Please forgive me for yet another food based post! It just so happens that this one has been in my mind for a while now and I feel it has reached the front of the queue.
Oddly, today’s post ends up in a landscape rather like that of my last post, but the journey began with a reflection on Matthew 5:6.
Jesus said: Blessed are those who hunger and thirst for righteousness for they will be filled. Matthew 5:6
This is a wonderful invitation! Again we tend to react to this in the same way we react to a spoonful of something unpleasant. We reluctantly take it and swallow it down with lots of water in order to get the yummy pudding that is conditional on us eating the ‘healthy’ (aka: yucky) bit. We eat to merit blessing.
But isn’t the joy and blessedness on offer here the very experience of being filled with righteousness? The treat is the righteousness.
In one sense, as a Christian, I do not ‘need’ to hunger and thirst for righteousness. As someone in Christ I have HIS righteousness. It is like I am on a drip being fed intravenously with the righteousness of Jesus. I certainly do not need to go out hunting for righteousness, daily foraging, gathering enough in order to survive another day, to stay fit and healthy enough for heaven. Righteousness is ours in Jesus.
As Christians, we are not starving beggars desperate for any scrap of righteousness. We do not hunger and thirst without hope – frantically searching around for our next meal. Our hunger and thirst for righteousness is not a fearful, gnawing hunger and a parching thirst.
Nor are we successful and independent righteousness producers smugly feasting from the abundance of our home-grown, organic righteousness.
No! By grace, we are abundantly provided for as children of the King, we feast at his table.
The challenge is – do we feast? Is the one who hungers and thirsts for righteousness the one who has taken a bite of something offered to them and been completely amazed at how delicious it is. Of one who has once tasted righteousness and eve since then developed an ever more eager hunger and an ever more desperate thirst for MORE!
Could the call to hunger and thirst for righteousness be a call to enjoy the most delicious flavour known to man? To crave righteousness in our life, to experience it more and more, to long for it, to savour it, and to feast on it?

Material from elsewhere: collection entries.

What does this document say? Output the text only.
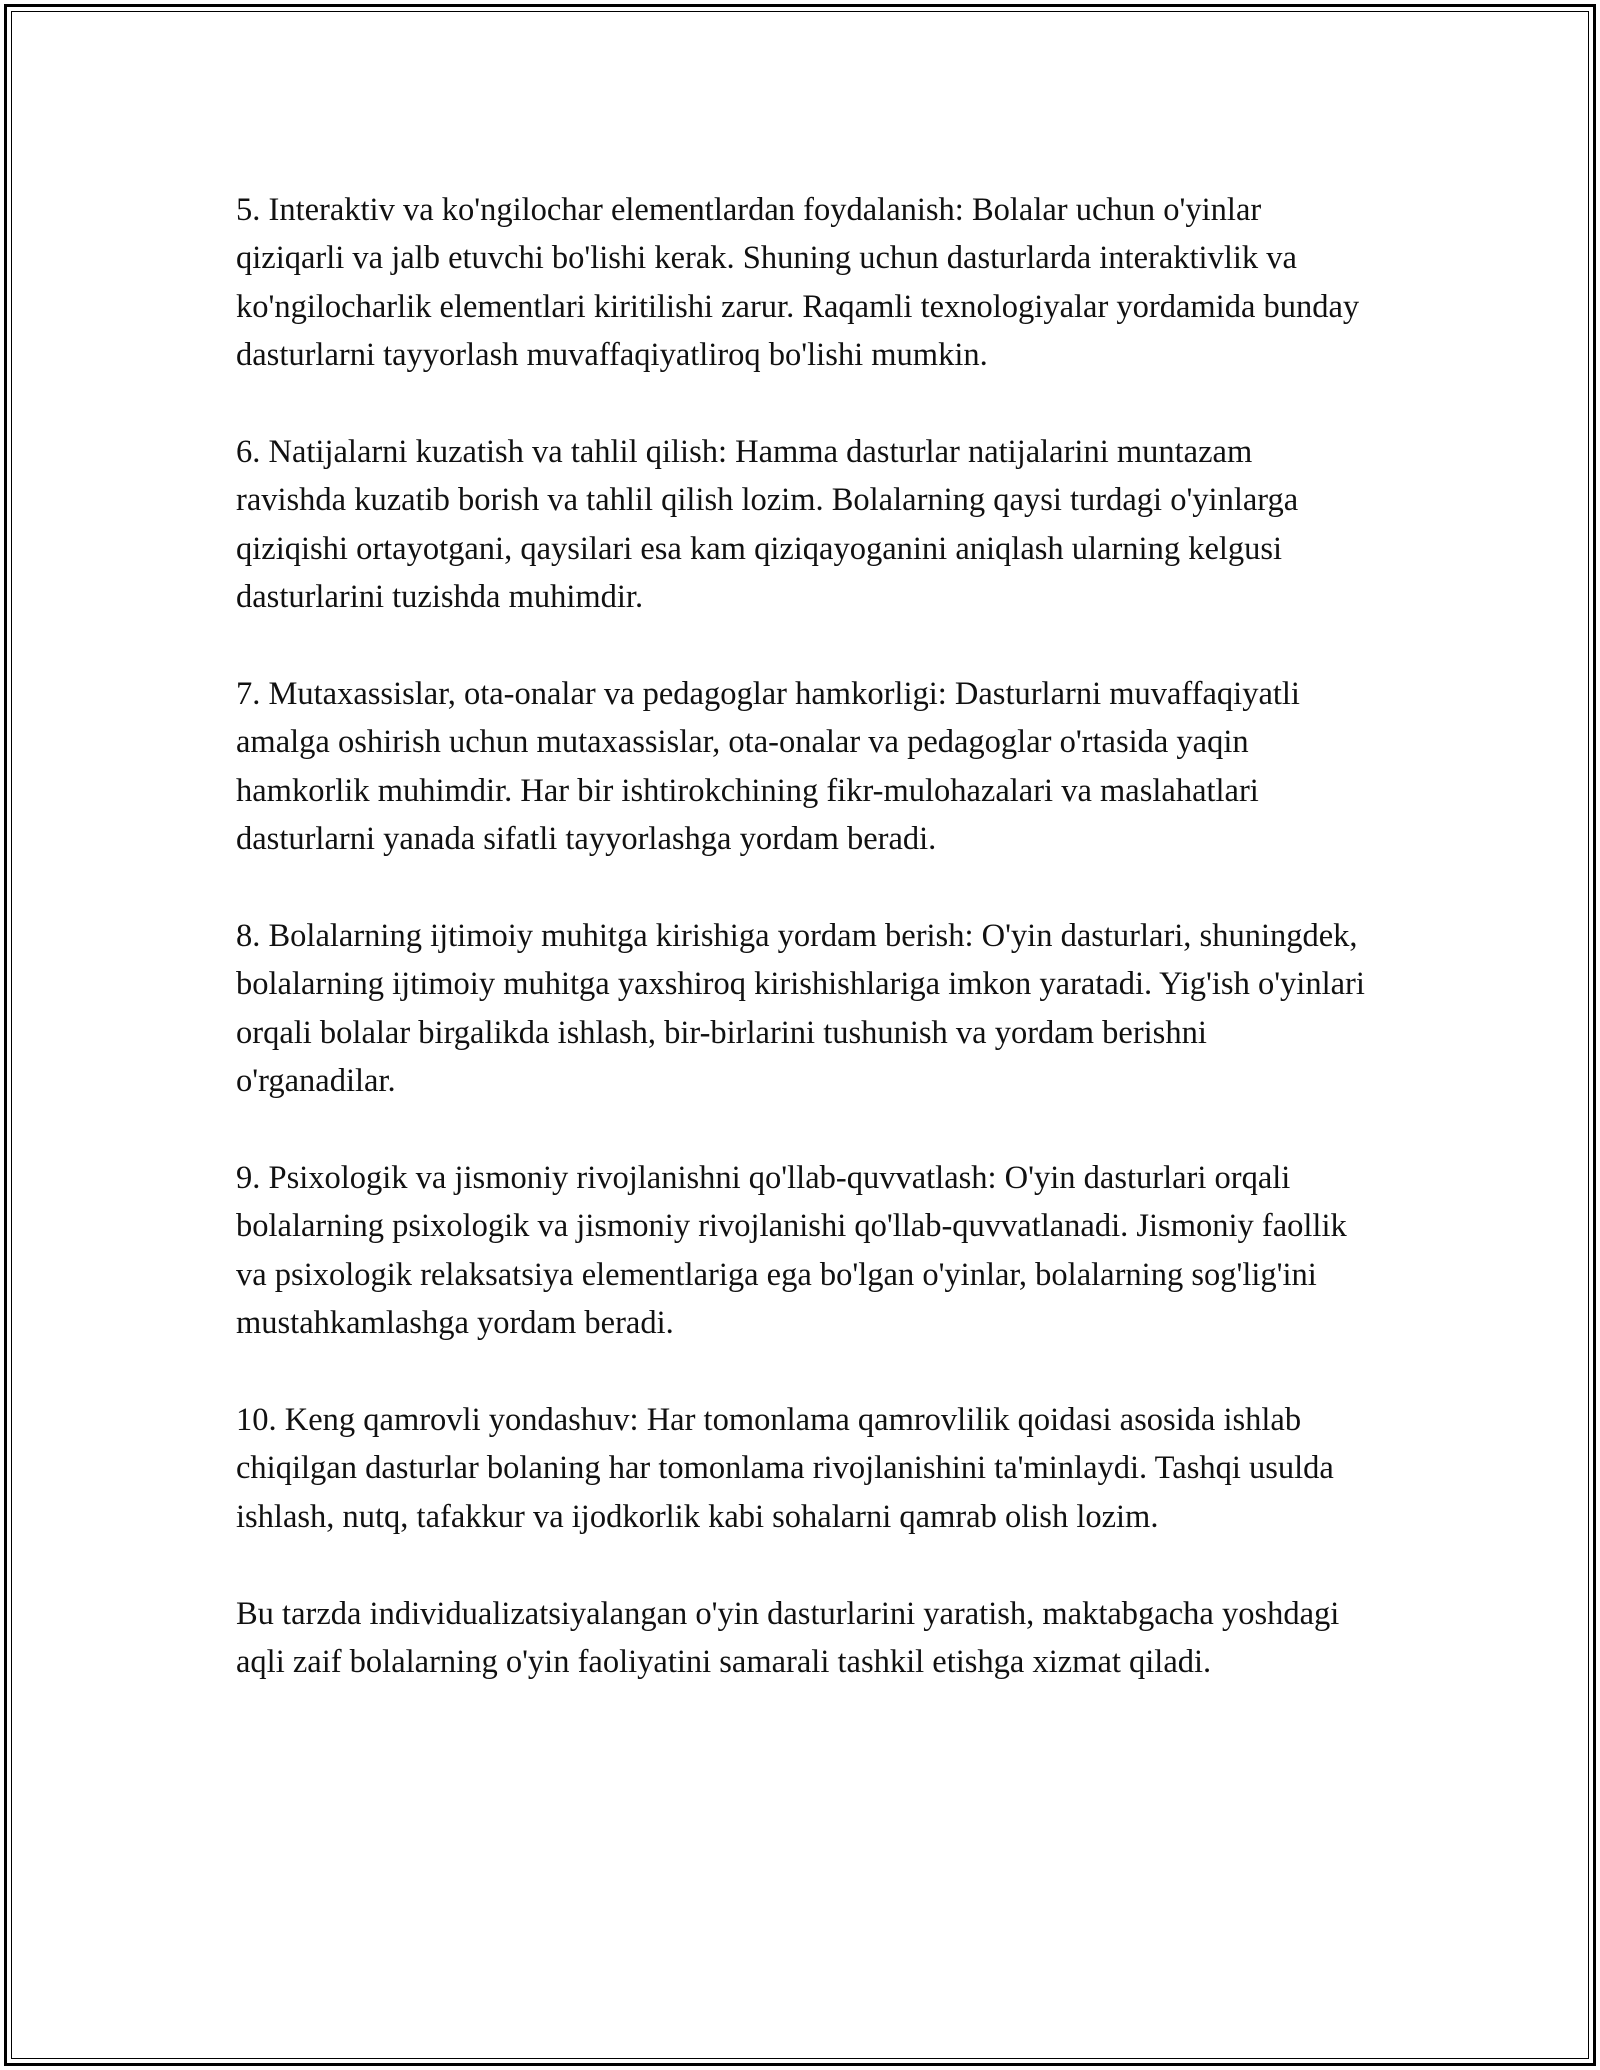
5. Interaktiv va ko'ngilochar elementlardan foydalanish: Bolalar uchun o'yinlar qiziqarli va jalb etuvchi bo'lishi kerak. Shuning uchun dasturlarda interaktivlik va ko'ngilocharlik elementlari kiritilishi zarur. Raqamli texnologiyalar yordamida bunday dasturlarni tayyorlash muvaffaqiyatliroq bo'lishi mumkin.

6. Natijalarni kuzatish va tahlil qilish: Hamma dasturlar natijalarini muntazam ravishda kuzatib borish va tahlil qilish lozim. Bolalarning qaysi turdagi o'yinlarga qiziqishi ortayotgani, qaysilari esa kam qiziqayoganini aniqlash ularning kelgusi dasturlarini tuzishda muhimdir.

7. Mutaxassislar, ota-onalar va pedagoglar hamkorligi: Dasturlarni muvaffaqiyatli amalga oshirish uchun mutaxassislar, ota-onalar va pedagoglar o'rtasida yaqin hamkorlik muhimdir. Har bir ishtirokchining fikr-mulohazalari va maslahatlari dasturlarni yanada sifatli tayyorlashga yordam beradi.

8. Bolalarning ijtimoiy muhitga kirishiga yordam berish: O'yin dasturlari, shuningdek, bolalarning ijtimoiy muhitga yaxshiroq kirishishlariga imkon yaratadi. Yig'ish o'yinlari orqali bolalar birgalikda ishlash, bir-birlarini tushunish va yordam berishni o'rganadilar.

9. Psixologik va jismoniy rivojlanishni qo'llab-quvvatlash: O'yin dasturlari orqali bolalarning psixologik va jismoniy rivojlanishi qo'llab-quvvatlanadi. Jismoniy faollik va psixologik relaksatsiya elementlariga ega bo'lgan o'yinlar, bolalarning sog'lig'ini mustahkamlashga yordam beradi.

10. Keng qamrovli yondashuv: Har tomonlama qamrovlilik qoidasi asosida ishlab chiqilgan dasturlar bolaning har tomonlama rivojlanishini ta'minlaydi. Tashqi usulda ishlash, nutq, tafakkur va ijodkorlik kabi sohalarni qamrab olish lozim.

Bu tarzda individualizatsiyalangan o'yin dasturlarini yaratish, maktabgacha yoshdagi aqli zaif bolalarning o'yin faoliyatini samarali tashkil etishga xizmat qiladi.
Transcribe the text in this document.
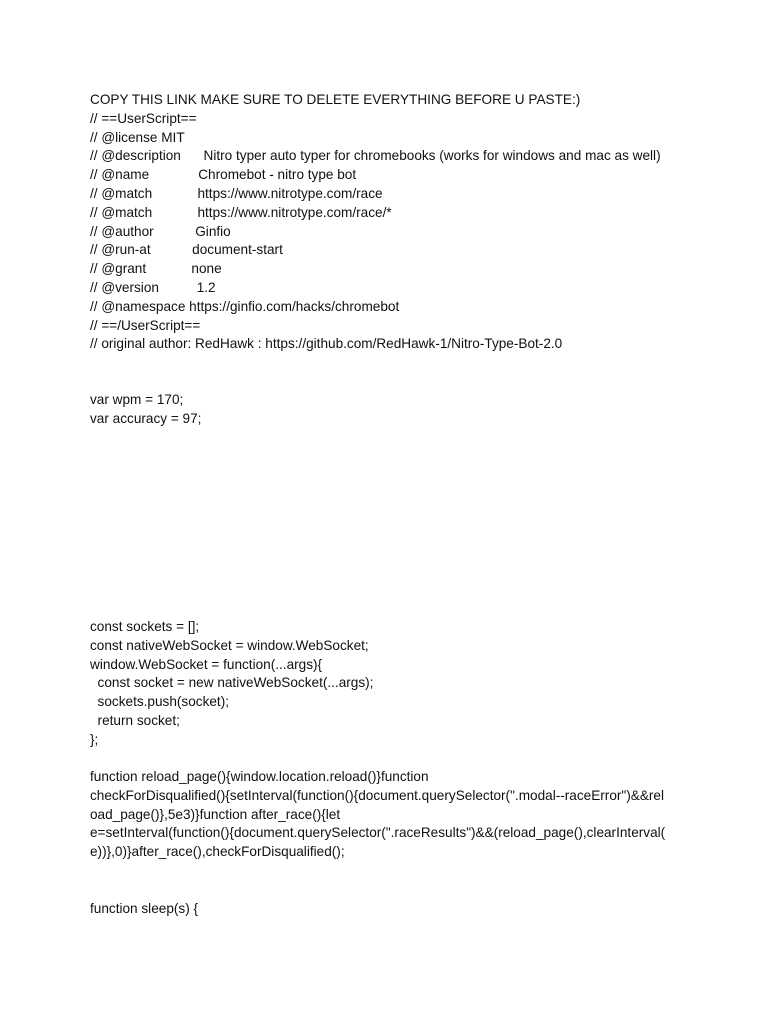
COPY THIS LINK MAKE SURE TO DELETE EVERYTHING BEFORE U PASTE:)
// ==UserScript==
// @license MIT
// @description      Nitro typer auto typer for chromebooks (works for windows and mac as well)
// @name             Chromebot - nitro type bot
// @match            https://www.nitrotype.com/race
// @match            https://www.nitrotype.com/race/*
// @author           Ginfio
// @run-at           document-start
// @grant            none
// @version          1.2
// @namespace https://ginfio.com/hacks/chromebot
// ==/UserScript==
// original author: RedHawk : https://github.com/RedHawk-1/Nitro-Type-Bot-2.0
var wpm = 170;
var accuracy = 97;
const sockets = [];
const nativeWebSocket = window.WebSocket;
window.WebSocket = function(...args){
const socket = new nativeWebSocket(...args);
sockets.push(socket);
return socket;
};
function reload_page(){window.location.reload()}function
checkForDisqualified(){setInterval(function(){document.querySelector(".modal--raceError")&&rel
oad_page()},5e3)}function after_race(){let
e=setInterval(function(){document.querySelector(".raceResults")&&(reload_page(),clearInterval(
e))},0)}after_race(),checkForDisqualified();
function sleep(s) {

I am put in mind of the turkish delight Edmund is given in ‘The Lion the Witch and The Wardrobe’. It is a rather odd illustration of the point, however, because Edmund is given this enchanted treat by the evil White Witch in order to entrap him, driving him mad for more so that he does what she wants. Her promise is something like: Blessed is the one who does what I want for he will be filled with turkish delight and hot chocolate. The hunger and the thirst are forced upon him by magic, and the promise itself is empty. The filling is never delivered – once she has him where she wants him he is lucky to get some bread and water.
Not so with God’s people, not so with God’s promises and not so with God’s delights. The food God invites us to crave is wholesome and wonderful – for he is the true ruler, the one and only majestically good King. And by his grace we will crave more and more of it not because sorcery is at work in the food, but because the his Holy Spirit is at work in our hearts.